I never thought that finally getting into med school would be the most stressful part of the process. I think it may even be easier to only get into one - that is where you go no regrets.
06-11-2002, 02:51 PM
I can emphasize with your situation. I think cgb hit the nail squarely on the head with his comment that
"I keep thinking that if I turn down the other schools, the one I chose will turn around and tell me they made a mistake and revoke my acceptance."
I chose UWO, which was a conditional acceptance (2 conditions to satisfy) over Queen's, which was pretty much unconditional (GPA), and every day I envision this scorched earth/chaos theory of UWO saying that the prereq course I took doesn't satisfy the criteria, so my acceptance is now rescinded. Needless to say, I'll feel a lot better when the registration package arrives. Until then...aye! :P
Best of luck!
06-11-2002, 03:20 PM
Sorry Tim to disappoint you. . . but I don't exactly remember getting a registration package! At least not the same way you would in UG. All of your courses for first are automatically selected for you. I do have a vague recollection though of getting a statement saying I was automatically enrolled in the meds I courses, and a big fat tuition bill. You should also be getting some info on the "White Coat Ceremony" and possibly O-week, though it sounds like 'ekul and enaud' are trying to keep things under wraps to surprise you guys!
Who ever said cgb was a "he"....:) ....I'm actually a she.
06-11-2002, 06:10 PM
Sorry there cgb...
UWOMED2005: a statement saying I was automatically enrolled in the meds I courses, and a big fat tuition bill would suit me just fine right about now.
I guess we'll all find out what ekul and enaud have cooked up for us all in due time! Should be good, though- I have great faith in ekul! :)
Best of luck!
Don't worry about it.
I just finished writing a letter declining my acceptance to one of the schools I was accepted to. I'm still nervous about sending it though! Oh well, it has to be done. I'm sure someone on the waitlist will greatly appreciate finding out this month that they've been accepted rather than later in the summer. I know I would.
Take care :)
06-11-2002, 07:07 PM
Which school did you pick, btw, MS. cgb? What was your final decision?

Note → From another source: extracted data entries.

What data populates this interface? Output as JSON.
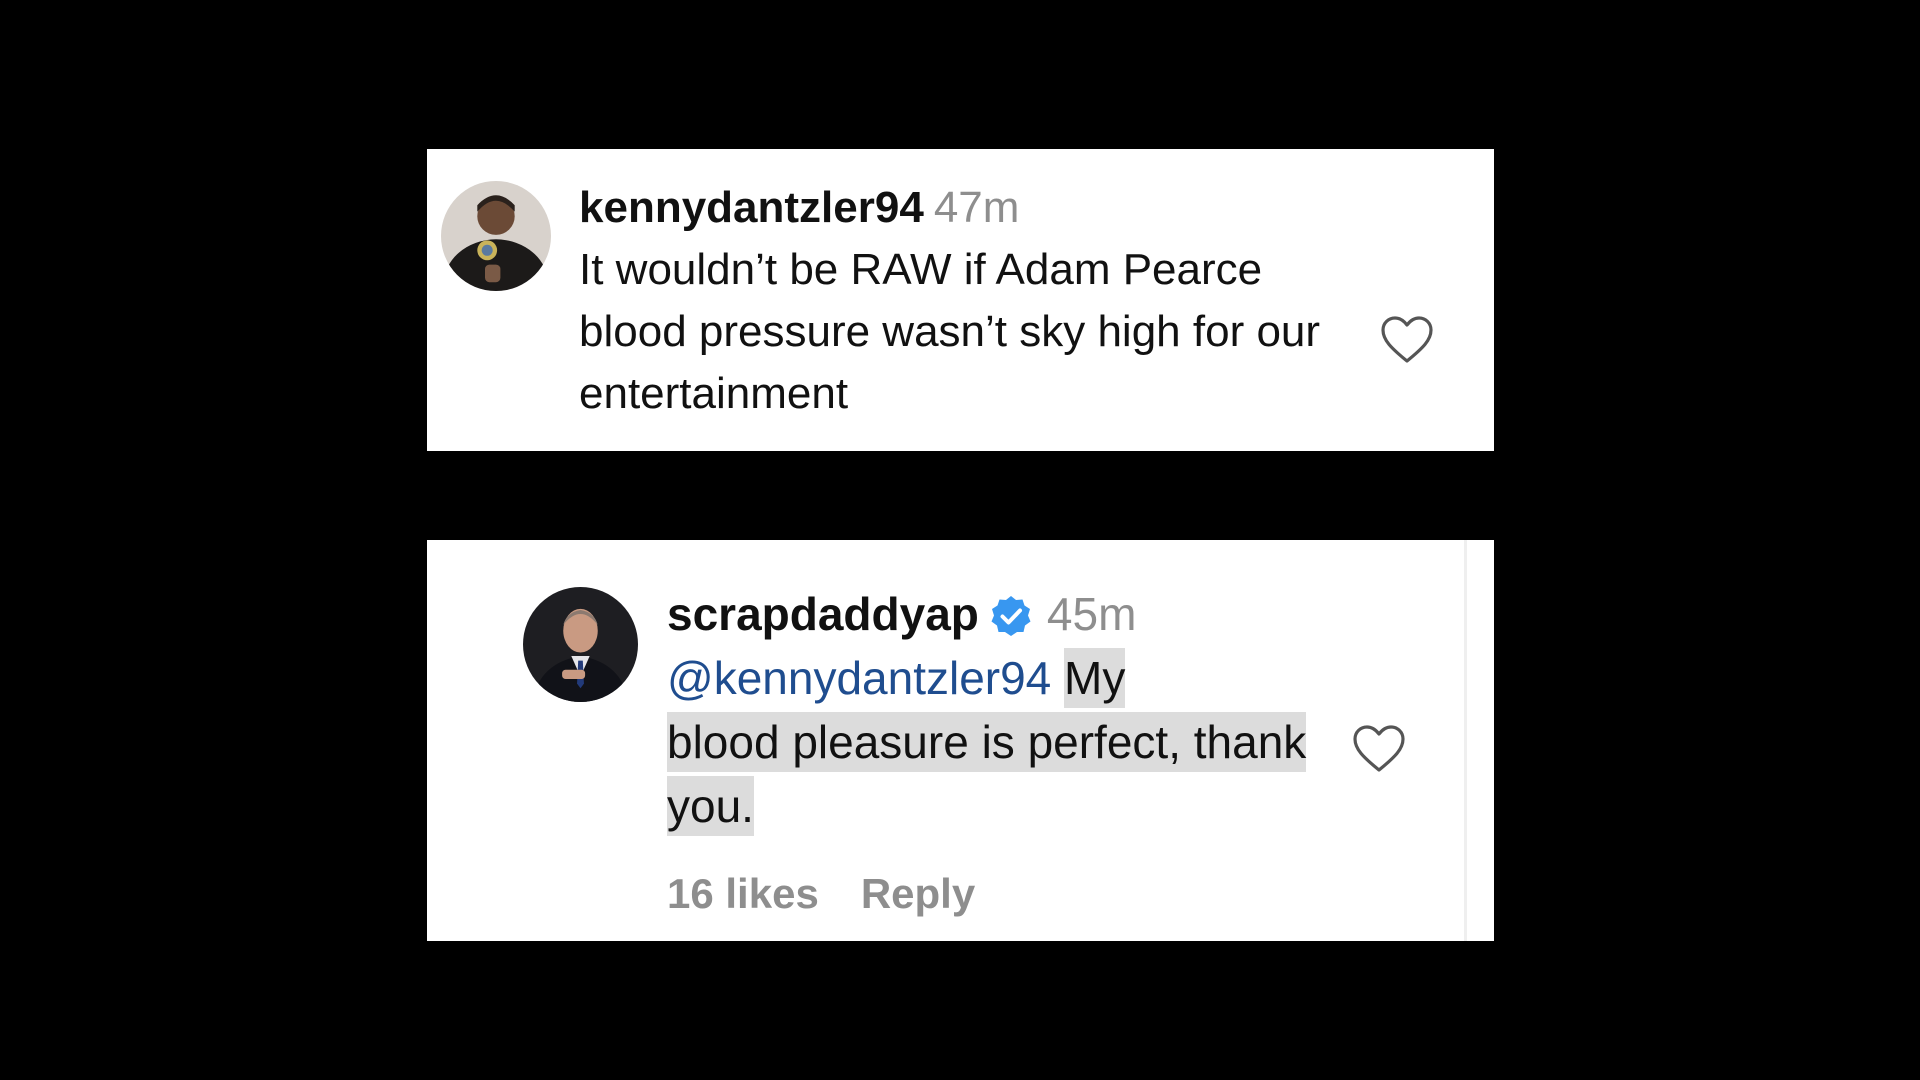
{
  "comments": [
    {
      "username": "kennydantzler94",
      "time": "47m",
      "text": "It wouldn’t be RAW if Adam Pearce blood pressure wasn’t sky high for our entertainment",
      "avatar_icon": "profile-photo-icon",
      "like_icon": "heart-outline-icon"
    },
    {
      "username": "scrapdaddyap",
      "verified_icon": "verified-badge-icon",
      "verified_color": "#3897f0",
      "time": "45m",
      "mention": "@kennydantzler94",
      "text_first": "My",
      "text_rest": "blood pleasure is perfect, thank you.",
      "avatar_icon": "profile-photo-icon",
      "like_icon": "heart-outline-icon",
      "likes": "16 likes",
      "reply_label": "Reply"
    }
  ],
  "colors": {
    "background": "#000000",
    "card": "#ffffff",
    "secondary_text": "#8e8e8e",
    "mention": "#1f4d8f",
    "highlight": "#dcdcdc"
  }
}
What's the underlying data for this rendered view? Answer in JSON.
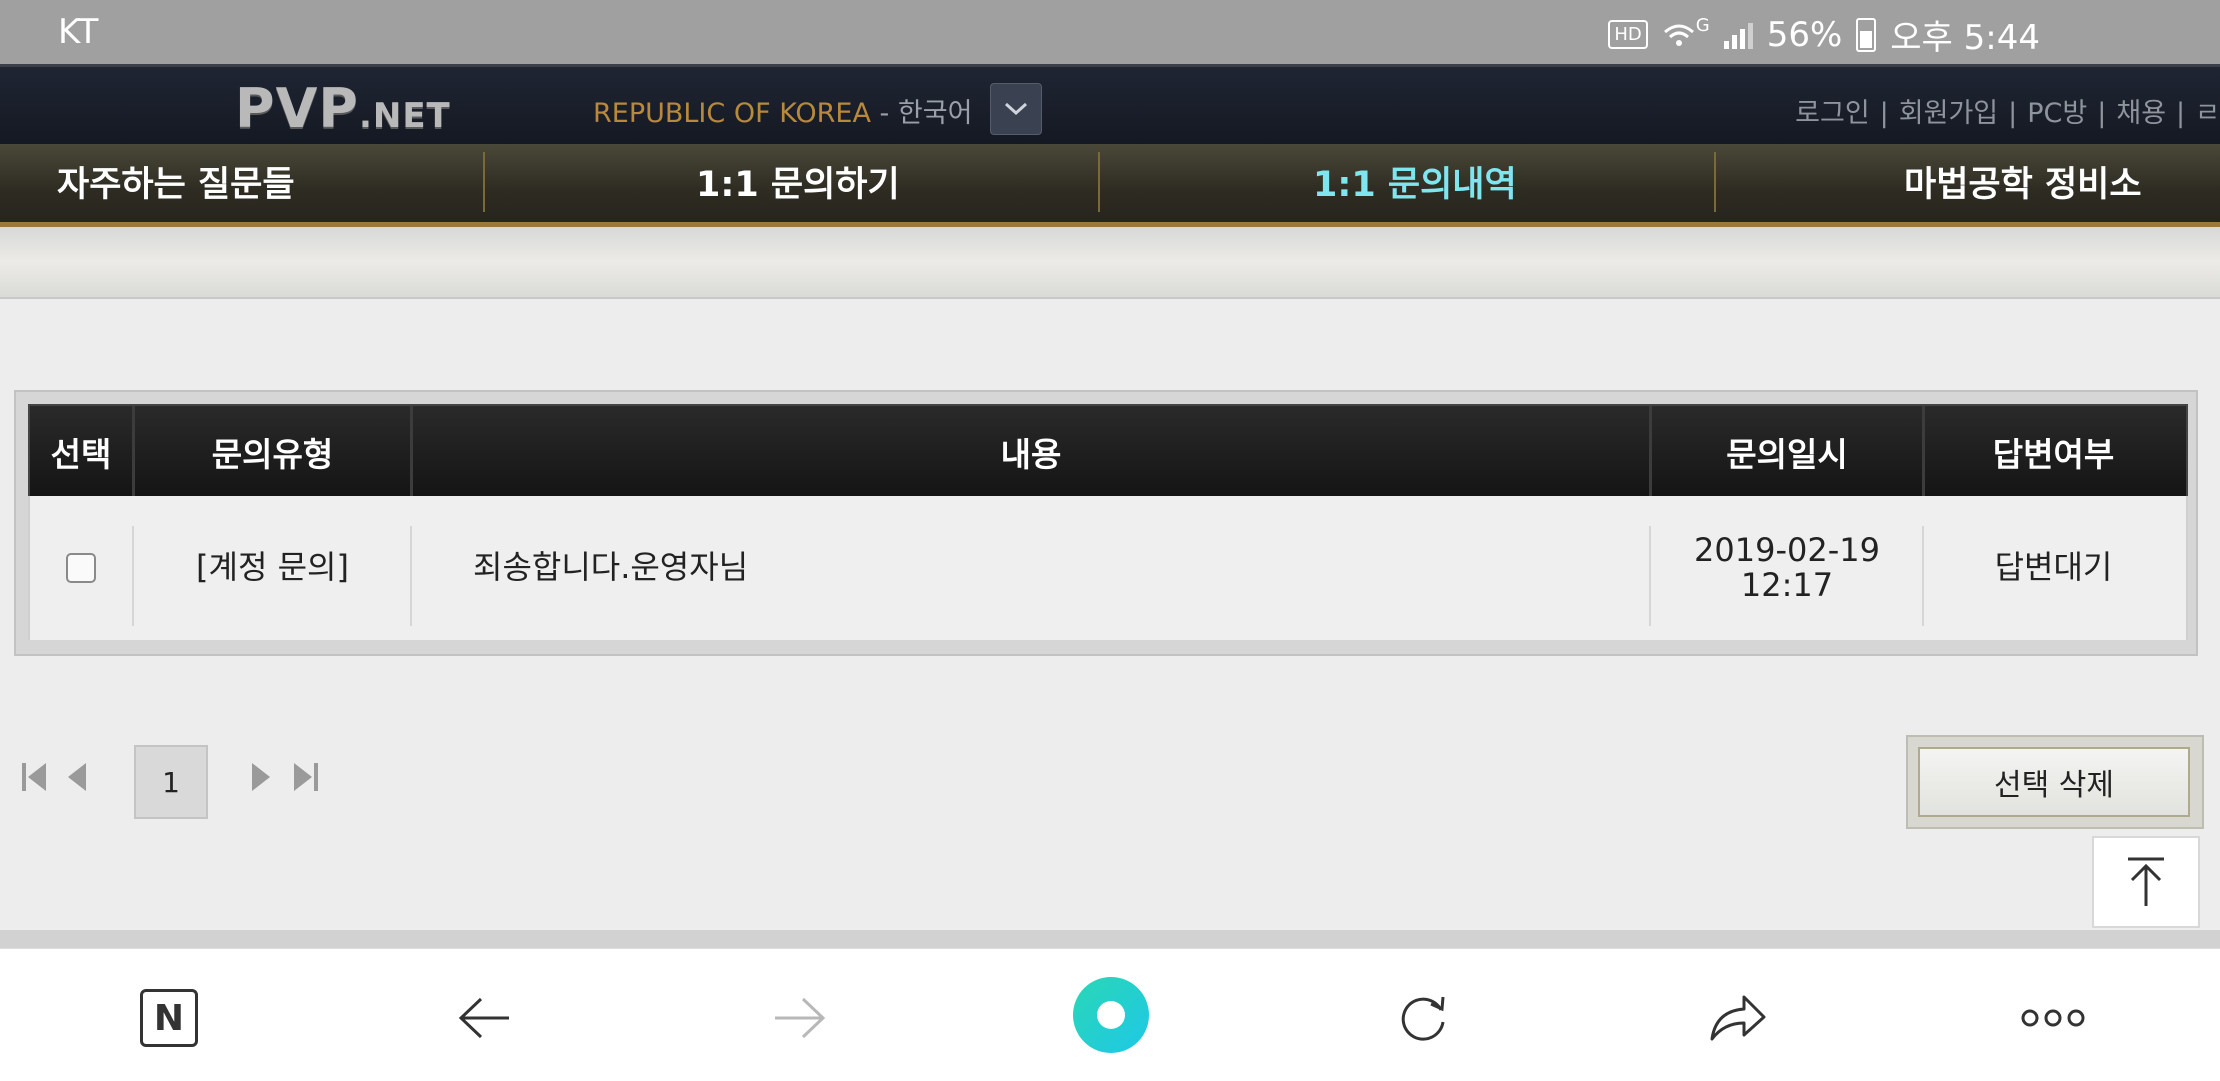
{
  "status_bar": {
    "carrier": "KT",
    "hd": "HD",
    "network": "G",
    "battery": "56%",
    "time": "오후 5:44"
  },
  "header": {
    "logo_main": "PVP",
    "logo_suffix": ".NET",
    "region": "REPUBLIC OF KOREA",
    "region_sep": " - ",
    "language": "한국어",
    "links": [
      "로그인",
      "회원가입",
      "PC방",
      "채용",
      "ㄹ"
    ]
  },
  "nav": {
    "items": [
      "자주하는 질문들",
      "1:1 문의하기",
      "1:1 문의내역",
      "마법공학 정비소"
    ],
    "active_index": 2
  },
  "table": {
    "headers": [
      "선택",
      "문의유형",
      "내용",
      "문의일시",
      "답변여부"
    ],
    "rows": [
      {
        "checked": false,
        "type": "[계정 문의]",
        "content": "죄송합니다.운영자님",
        "date": "2019-02-19",
        "time": "12:17",
        "status": "답변대기"
      }
    ]
  },
  "pagination": {
    "current_page": "1"
  },
  "actions": {
    "delete_selected": "선택 삭제"
  },
  "browser_bar": {
    "icons": [
      "naver-n-icon",
      "back-arrow-icon",
      "forward-arrow-icon",
      "home-icon",
      "refresh-icon",
      "share-icon",
      "more-icon"
    ],
    "naver_label": "N",
    "more_label": "ooo"
  },
  "colors": {
    "nav_active": "#7fe6f0",
    "region_gold": "#b8893b",
    "home_gradient_start": "#2ad7b4",
    "home_gradient_end": "#1ec8e8"
  }
}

I've decided to go with Queen's. I can't give you a really good solid reason for why I decided to go this way other than I just had a really strong gut feeling that this was the best place for me. I think UWO is a wonderful school and the curriculum would definitely suit my learning style (as does Queens'), and I think London is a BEAUTIFUL city, but a decision had to be made. Trust me when I say that it was not an easy decision. I decided to turn down Dalhousie as I felt like I really wanted an escape from Nova Scotia. In addition I really did not feel strongly about such a problem-based curriculum. So, that's it...the decision has been made.
Thanks for your input, and I wish you the best of luck with the remainder of your time at UWO. I'm sure we'll chat in this forum again.
06-12-2002, 11:10 AM
And good luck at Queen's. If that was your gut feeling, then you should be happy to go with it. I have a friend going into 2nd year Queen's meds and she's having a great time.
Where in NS are you from, BTW? I did my undergrad out there (King's College, Halifax) and have friends from all over the province.
Good Luck at Queen's and apologies in advance for kicking you butt at FSS 2003 (med school olympics.)
06-12-2002, 09:49 PM
Is it true that FSS 2003 will be taking place at McGill? If so i look forward to using home school advantage to beat up on schools that didn't even offer me interviews ;-)
06-14-2002, 09:25 AM
Yeah, I think it is in Montreal next year at either McGill or Universite de Montreal (not sure, though!) Nice chance to hit up '737' again.